Counterpoint: I Google'd "jmap gmail" and a top result is a comment from HN in 2019 saying Gmail will never implement JMAP (it has not)

That's a really cruel response, because this is important work. I don't want my kids beholden to bigco.

I think it's real & important.

I also wanna make sure people like me, who have to keep tabs on the intersection of "how can I help liberate from BigCo" and "how can I make a livable wage doing so"

It is, quite literally, real, but also something you shouldn't waste time on if you're already busy. (c.f. https://jmap.io/software.html)

candiddevmike

JMAP and friends are very niche, none of the "mainstream" email clients (that ship with most computers/phones) support it. So this feature being available is unlikely to grow the userbase, IMO.

Now JMAP is quite a bit nicer to use than IMAP's API, but IMAP's gravitational field is too strong to be supplanted.
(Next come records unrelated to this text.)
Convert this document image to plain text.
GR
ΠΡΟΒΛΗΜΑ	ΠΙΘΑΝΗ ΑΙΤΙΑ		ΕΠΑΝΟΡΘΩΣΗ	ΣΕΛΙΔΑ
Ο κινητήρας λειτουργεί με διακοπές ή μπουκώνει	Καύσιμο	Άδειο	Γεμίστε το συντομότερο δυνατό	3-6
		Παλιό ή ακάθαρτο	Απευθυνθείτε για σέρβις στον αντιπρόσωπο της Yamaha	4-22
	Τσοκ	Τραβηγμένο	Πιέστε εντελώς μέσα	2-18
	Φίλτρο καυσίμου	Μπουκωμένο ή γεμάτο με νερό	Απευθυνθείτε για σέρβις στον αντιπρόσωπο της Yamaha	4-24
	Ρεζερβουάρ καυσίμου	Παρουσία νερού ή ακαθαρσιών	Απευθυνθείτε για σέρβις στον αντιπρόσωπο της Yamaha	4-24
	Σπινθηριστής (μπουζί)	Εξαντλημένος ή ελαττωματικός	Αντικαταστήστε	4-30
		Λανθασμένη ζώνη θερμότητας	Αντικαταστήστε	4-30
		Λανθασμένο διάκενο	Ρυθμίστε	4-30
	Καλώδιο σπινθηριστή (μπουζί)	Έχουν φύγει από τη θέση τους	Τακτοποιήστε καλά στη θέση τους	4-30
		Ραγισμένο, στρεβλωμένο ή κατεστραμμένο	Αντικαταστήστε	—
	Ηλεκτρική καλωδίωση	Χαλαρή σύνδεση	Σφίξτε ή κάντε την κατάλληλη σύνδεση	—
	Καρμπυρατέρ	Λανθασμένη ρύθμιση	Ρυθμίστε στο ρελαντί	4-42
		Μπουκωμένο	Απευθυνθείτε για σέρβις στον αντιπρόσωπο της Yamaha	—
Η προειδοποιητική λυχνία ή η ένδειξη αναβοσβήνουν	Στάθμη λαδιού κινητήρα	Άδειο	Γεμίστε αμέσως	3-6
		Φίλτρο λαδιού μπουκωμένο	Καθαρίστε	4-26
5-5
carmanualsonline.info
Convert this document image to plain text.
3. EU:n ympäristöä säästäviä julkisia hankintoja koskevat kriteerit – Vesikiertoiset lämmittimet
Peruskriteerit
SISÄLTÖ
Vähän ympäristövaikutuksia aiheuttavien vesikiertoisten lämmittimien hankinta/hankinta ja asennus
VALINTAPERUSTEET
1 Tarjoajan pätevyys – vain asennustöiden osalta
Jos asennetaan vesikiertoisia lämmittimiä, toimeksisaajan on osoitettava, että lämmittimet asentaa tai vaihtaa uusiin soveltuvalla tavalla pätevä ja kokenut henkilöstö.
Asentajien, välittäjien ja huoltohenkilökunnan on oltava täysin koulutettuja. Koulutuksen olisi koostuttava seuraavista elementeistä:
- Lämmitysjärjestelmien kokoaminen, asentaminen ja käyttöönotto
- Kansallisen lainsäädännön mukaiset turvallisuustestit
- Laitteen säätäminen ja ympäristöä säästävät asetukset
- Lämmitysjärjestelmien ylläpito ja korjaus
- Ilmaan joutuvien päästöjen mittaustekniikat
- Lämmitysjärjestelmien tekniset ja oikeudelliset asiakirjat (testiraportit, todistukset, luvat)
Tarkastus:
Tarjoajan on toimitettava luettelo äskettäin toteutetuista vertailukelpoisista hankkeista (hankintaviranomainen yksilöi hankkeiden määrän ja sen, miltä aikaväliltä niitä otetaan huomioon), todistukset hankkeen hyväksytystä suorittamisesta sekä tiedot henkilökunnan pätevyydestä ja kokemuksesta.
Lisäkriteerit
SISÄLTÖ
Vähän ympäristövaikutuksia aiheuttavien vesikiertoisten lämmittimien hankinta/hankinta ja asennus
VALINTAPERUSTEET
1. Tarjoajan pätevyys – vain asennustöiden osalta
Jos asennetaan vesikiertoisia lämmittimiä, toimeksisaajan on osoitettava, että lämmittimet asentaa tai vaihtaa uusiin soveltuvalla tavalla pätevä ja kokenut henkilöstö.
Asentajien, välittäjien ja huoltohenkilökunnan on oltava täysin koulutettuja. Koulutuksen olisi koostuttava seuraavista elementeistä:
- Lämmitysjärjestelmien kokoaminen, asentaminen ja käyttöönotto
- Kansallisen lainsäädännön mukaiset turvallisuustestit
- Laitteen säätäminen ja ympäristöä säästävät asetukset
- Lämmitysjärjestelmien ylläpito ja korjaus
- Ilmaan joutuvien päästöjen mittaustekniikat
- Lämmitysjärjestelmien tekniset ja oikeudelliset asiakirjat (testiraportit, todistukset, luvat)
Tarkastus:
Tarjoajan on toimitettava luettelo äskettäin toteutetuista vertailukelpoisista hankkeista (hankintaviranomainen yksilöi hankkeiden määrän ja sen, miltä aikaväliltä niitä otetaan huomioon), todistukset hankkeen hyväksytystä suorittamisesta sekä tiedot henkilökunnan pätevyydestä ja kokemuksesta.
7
IMAP is also becoming somewhat of a niche protocol, as the majority of users use vendor proprietary protocols for accessing their emails on Gmail, Outlook/Hotmail, etc. So why invest the time to add a niche replacement for IMAP when the entire protocol is a second class citizen to mainstream email clients.

SomaticPirate

Agreed, also not clear what this or why it matters. This is a new self-hostable email server basically?